Marines boarding the St. Maarten-bound KDC-10 aircraft of the Royal Netherlands Air Force at Eindhoven on Saturday afternoon. (Dutch Defence photo) 

 

THE HAGUE--The Netherlands on Saturday sent additional military personnel to St. Maarten where the Marines will go on board of the amphibious transport ship HMS Johan de Witt which will leave soon for the Bahamas to provide emergency assistance.

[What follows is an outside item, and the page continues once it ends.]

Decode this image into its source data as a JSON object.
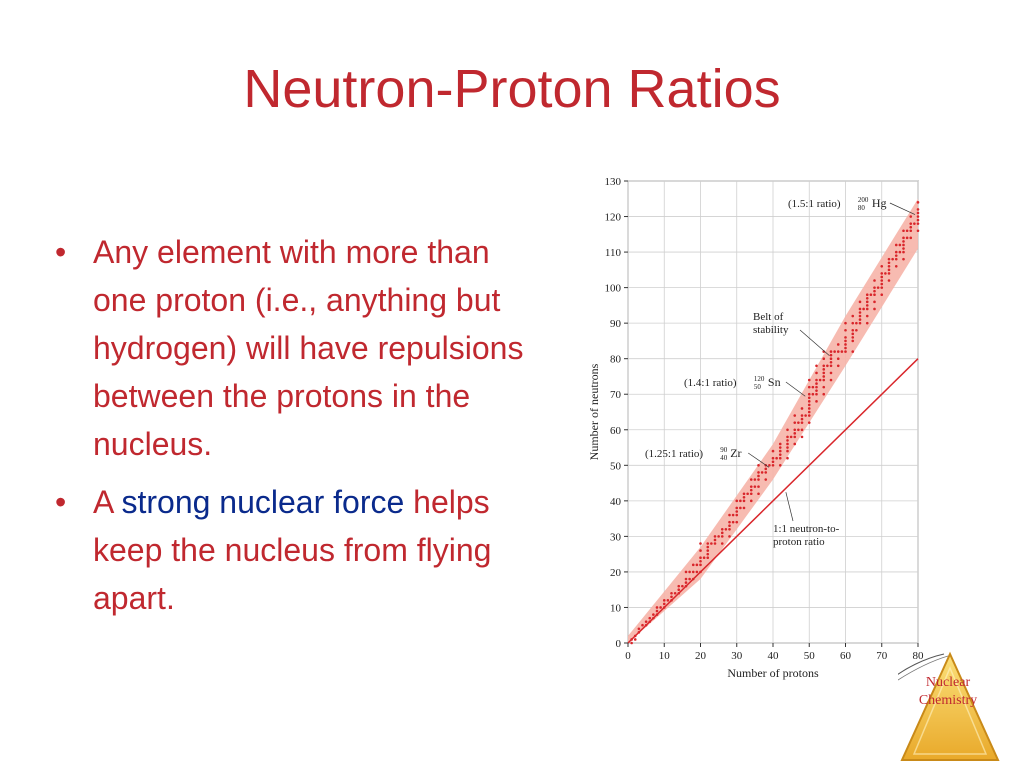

  Dutch Defence announced the departure of the additional military personnel from the Eindhoven Military Airport on Saturday. A KDC-10 transport aircraft of the Royal Netherlands Air Force, which was also used for transports to St. Maarten after Hurricane Irma in September 2017, brought 84 Marines to St. Maarten.

  The Marines are part of the 21st Raiding Squadron of the Royal Netherlands Marine Corps. This squadron is currently on permanent stand-by as Marine Spearhead Task Unit for emergency deployment inside and outside the Netherlands.

  Upon arrival in St. Maarten, the Marines boarded the HMS Johan de Witt, which together with the hydrographical research ship HMS Snellius, is being prepared to depart for the Bahamas. Provisions and relief aid have been loaded onto the two ships in the past few days. The vessels will leave St. Maarten shortly and should arrive in the Bahamas by September 11.

  With the additional Marines who were flown in on Saturday, there are now 550 members of the Royal Netherlands Navy, Marines, Air Force and Marechaussee ready to provide emergency assistance to the Bahamas which were battered by Hurricane Dorian on September 1 and 2.

  Also, on board of HMS Johan de Witt are 50 French and 50 German military members. They were already on board for the emergency assistance exercise Caribbean Coast in the Windward Islands and Curaçao, which has been cancelled for now, and replaced by a genuine emergency relief operation.       

  HMS Johan de Witt is a multi-purpose amphibious transport vessel, which can operate as a harbour, airport and storage facility. It has a large deck for vehicles and relief goods. There is a medical team on board, as well as three helicopters, two rapid intervention boats and four amphibious vessels.        

  HMS Snellius has advanced sonar equipment on board to chart damage under water, ships wrecks and other blockades. As such, it can be deployed to assist in making the harbours in the Bahamas accessible after the hurricane. Two specialised diving teams are on board of the Navy vessels.